Ein solides Baseline-Dashboard ist für jeden Linux-Server essentiell, um die Systemperformance kontinuierlich zu überwachen und Abweichungen frühzeitig zu erkennen. Dabei sollten CPU-Auslastung, Memory Pressure, Disk-Latenzen und Netzwerkfehler im Fokus stehen. Eine korrekte Basisermittlung ermöglicht es, Alarmgrenzen zu definieren und die Infrastruktur effizient zu betreiben.
CPU Monitoring
Die CPU-Auslastung ist ein zentraler Indikator für Systemlast und Performance-Engpässe. Hierbei sollten sowohl die Gesamtauslastung als auch die Last pro Core betrachtet werden.
Messung mit top und mpstat
# Gesamt-CPU-Auslastung
top -b -n1 | grep "Cpu(s)"
Last pro Core
mpstat -P ALL 1 1
Wichtige Metriken
- usr: Zeit für User-Prozesse
- sys: Zeit für Kernel-Prozesse
- iowait: Zeit, in der CPU auf I/O wartet
- idle: Leerlaufzeit
Memory Monitoring und PSI
Memory Pressure Indicators (PSI) geben Auskunft über Speicherengpässe und Warteschlangen bei CPU, Memory oder I/O. Sie sind präziser als herkömmliche Auslastungszahlen.
PSI aktivieren und auslesen
# Prüfen, ob PSI verfügbar ist
ls /proc/pressure/
Memory PSI
cat /proc/pressure/memory
Interpretation
- some: Anteil der Zeit, in der Tasks auf Speicher warten
- full: Anteil der Zeit, in der alle Tasks gleichzeitig warten
- avg10/60/300: 10-, 60- und 300-Sekunden gleitender Durchschnitt
Disk-Latenzen messen
Die Disk-Latenz wirkt sich direkt auf die Anwendungsperformance aus.
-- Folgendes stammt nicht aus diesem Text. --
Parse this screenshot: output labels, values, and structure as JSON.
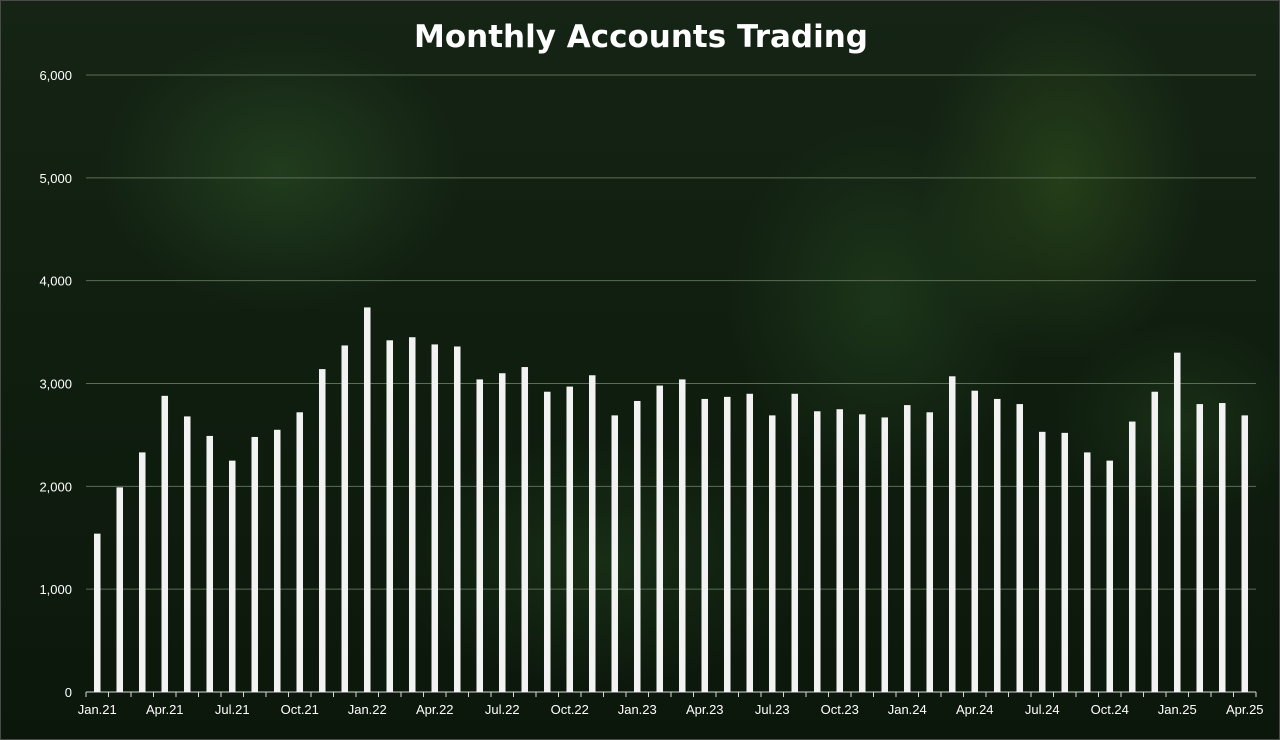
{
  "chart_data": {
    "type": "bar",
    "title": "Monthly Accounts Trading",
    "xlabel": "",
    "ylabel": "",
    "ylim": [
      0,
      6000
    ],
    "yticks": [
      0,
      1000,
      2000,
      3000,
      4000,
      5000,
      6000
    ],
    "ytick_labels": [
      "0",
      "1,000",
      "2,000",
      "3,000",
      "4,000",
      "5,000",
      "6,000"
    ],
    "grid": true,
    "legend": "none",
    "colors": {
      "bar": "#f2f2f2",
      "grid": "#5a6e55",
      "axis_text": "#ffffff",
      "background": "#122012"
    },
    "categories": [
      "Jan.21",
      "Feb.21",
      "Mar.21",
      "Apr.21",
      "May.21",
      "Jun.21",
      "Jul.21",
      "Aug.21",
      "Sep.21",
      "Oct.21",
      "Nov.21",
      "Dec.21",
      "Jan.22",
      "Feb.22",
      "Mar.22",
      "Apr.22",
      "May.22",
      "Jun.22",
      "Jul.22",
      "Aug.22",
      "Sep.22",
      "Oct.22",
      "Nov.22",
      "Dec.22",
      "Jan.23",
      "Feb.23",
      "Mar.23",
      "Apr.23",
      "May.23",
      "Jun.23",
      "Jul.23",
      "Aug.23",
      "Sep.23",
      "Oct.23",
      "Nov.23",
      "Dec.23",
      "Jan.24",
      "Feb.24",
      "Mar.24",
      "Apr.24",
      "May.24",
      "Jun.24",
      "Jul.24",
      "Aug.24",
      "Sep.24",
      "Oct.24",
      "Nov.24",
      "Dec.24",
      "Jan.25",
      "Feb.25",
      "Mar.25",
      "Apr.25"
    ],
    "xtick_labels_shown": [
      "Jan.21",
      "Apr.21",
      "Jul.21",
      "Oct.21",
      "Jan.22",
      "Apr.22",
      "Jul.22",
      "Oct.22",
      "Jan.23",
      "Apr.23",
      "Jul.23",
      "Oct.23",
      "Jan.24",
      "Apr.24",
      "Jul.24",
      "Oct.24",
      "Jan.25",
      "Apr.25"
    ],
    "values": [
      1540,
      1990,
      2330,
      2880,
      2680,
      2490,
      2250,
      2480,
      2550,
      2720,
      3140,
      3370,
      3740,
      3420,
      3450,
      3380,
      3360,
      3040,
      3100,
      3160,
      2920,
      2970,
      3080,
      2690,
      2830,
      2980,
      3040,
      2850,
      2870,
      2900,
      2690,
      2900,
      2730,
      2750,
      2700,
      2670,
      2790,
      2720,
      3070,
      2930,
      2850,
      2800,
      2530,
      2520,
      2330,
      2250,
      2630,
      2920,
      3300,
      2800,
      2810,
      2690
    ]
  }
}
Tools wie iostat oder fio helfen, Latenzen systematisch zu ermitteln.
iostat verwenden
# Echtzeit-Statistik für Blockdevices
iostat -x 1 10
Wichtige Kennzahlen
rrqm/s: Zusammengefasste Lese-Requests
wrqm/s: Zusammengefasste Schreib-Requests
await: durchschnittliche Wartezeit pro Request
svctm: Service-Zeit pro Request
%util: Prozentuale Auslastung des Gerätes
fio für Lastsimulation
fio --name=randread --ioengine=libaio --rw=randread --bs=4k --size=1G --numjobs=4 --runtime=60 --group_reporting
Netzwerk Errors überwachen
Fehler auf Interfaces können zu Paketverlust, Verzögerungen oder Serviceausfällen führen. Das Monitoring von Network Errors ist essenziell.
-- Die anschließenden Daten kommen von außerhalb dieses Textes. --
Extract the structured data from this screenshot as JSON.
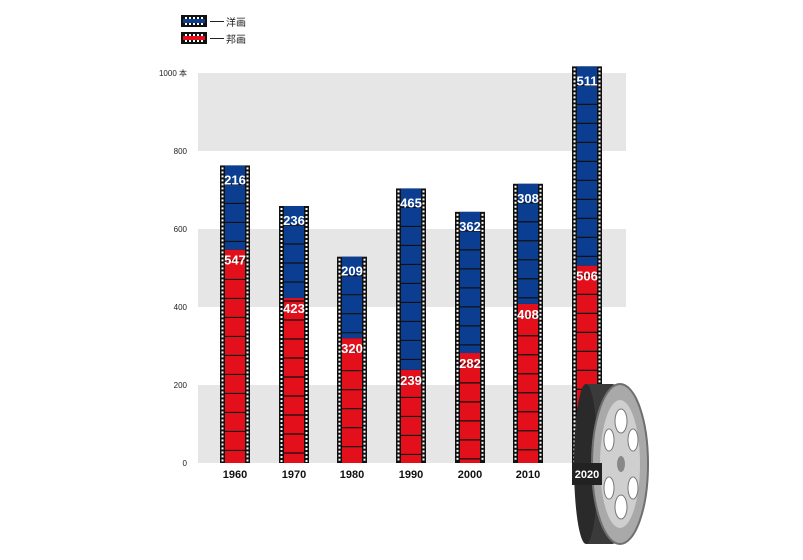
{
  "legend": {
    "foreign_label": "洋画",
    "domestic_label": "邦画"
  },
  "colors": {
    "foreign": "#0b3d91",
    "domestic": "#e3101b",
    "band": "#e6e6e6",
    "film_edge": "#111111"
  },
  "axis": {
    "top_label": "1000 本"
  },
  "chart_data": {
    "type": "bar",
    "stacked": true,
    "categories": [
      "1960",
      "1970",
      "1980",
      "1990",
      "2000",
      "2010",
      "2020"
    ],
    "series": [
      {
        "name": "邦画",
        "values": [
          547,
          423,
          320,
          239,
          282,
          408,
          506
        ]
      },
      {
        "name": "洋画",
        "values": [
          216,
          236,
          209,
          465,
          362,
          308,
          511
        ]
      }
    ],
    "y_ticks": [
      0,
      200,
      400,
      600,
      800,
      1000
    ],
    "ylim": [
      0,
      1000
    ],
    "grid": "alternating bands",
    "legend_position": "top-left"
  }
}
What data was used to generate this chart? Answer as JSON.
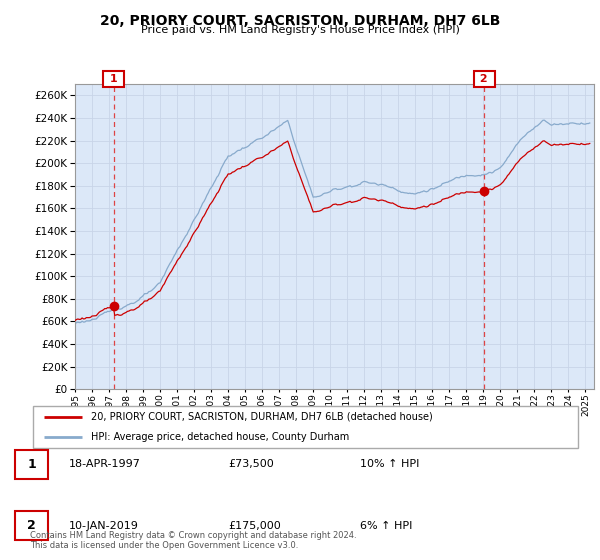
{
  "title": "20, PRIORY COURT, SACRISTON, DURHAM, DH7 6LB",
  "subtitle": "Price paid vs. HM Land Registry's House Price Index (HPI)",
  "ylim": [
    0,
    270000
  ],
  "yticks": [
    0,
    20000,
    40000,
    60000,
    80000,
    100000,
    120000,
    140000,
    160000,
    180000,
    200000,
    220000,
    240000,
    260000
  ],
  "background_color": "#ffffff",
  "grid_color": "#c8d4e8",
  "chart_bg": "#dce8f8",
  "sale1_date": 1997.29,
  "sale1_price": 73500,
  "sale1_date_str": "18-APR-1997",
  "sale1_price_str": "£73,500",
  "sale1_hpi": "10% ↑ HPI",
  "sale2_date": 2019.04,
  "sale2_price": 175000,
  "sale2_date_str": "10-JAN-2019",
  "sale2_price_str": "£175,000",
  "sale2_hpi": "6% ↑ HPI",
  "legend_label1": "20, PRIORY COURT, SACRISTON, DURHAM, DH7 6LB (detached house)",
  "legend_label2": "HPI: Average price, detached house, County Durham",
  "footer": "Contains HM Land Registry data © Crown copyright and database right 2024.\nThis data is licensed under the Open Government Licence v3.0.",
  "line1_color": "#cc0000",
  "line2_color": "#88aacc",
  "marker_color": "#cc0000",
  "vline_color": "#dd4444"
}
ifconfig oder ip verwenden
# Anzeigen von Fehlern und Dropped-Paketen
ifconfig eth0
# oder moderner:
ip -s link show eth0
Wichtige Kennzahlen
- RX errors / TX errors: Empfangs- bzw. Sende-Fehler
- RX dropped / TX dropped: Verworfene Pakete
- collisions: Kollisionen in alten Ethernet-Setups
Dashboard Aufbau
Ein Baseline-Dashboard sollte die Kernmetriken auf einen Blick visualisieren:
- CPU-Auslastung pro Core, iowait und load average
- Memory Usage und PSI Werte
- Disk-Latenzen, IOPS, %util
- Network Interface Errors, Dropped Packets
Empfohlene Tools
- Grafana zur Visualisierung
- Prometheus Node Exporter für Metriken
- Alertmanager für Benachrichtigungen bei Überschreitung von Thresholds
Alarmgrenzen und Trendanalyse
Baselines dienen dazu, Abweichungen zu erkennen. Trendanalysen ermöglichen es, Wachstum von Lasten vorherzusagen und Kapazitätsengpässe zu vermeiden.
Beispielhafte Grenzwerte
- CPU Load pro Core < 70 %
- Memory PSI full < 5 %
- Disk await < 5 ms
- Network errors < 0,01 %
Mit einer strukturierten Baseline-Dashboard-Strategie lassen sich Performance, Stabilität und Fehlersuche auf Linux-Servern deutlich verbessern. CPU, Memory PSI, Disk Latenz und Netzwerkfehler bilden die Grundlage für proaktives Monitoring und eine stabile Infrastruktur.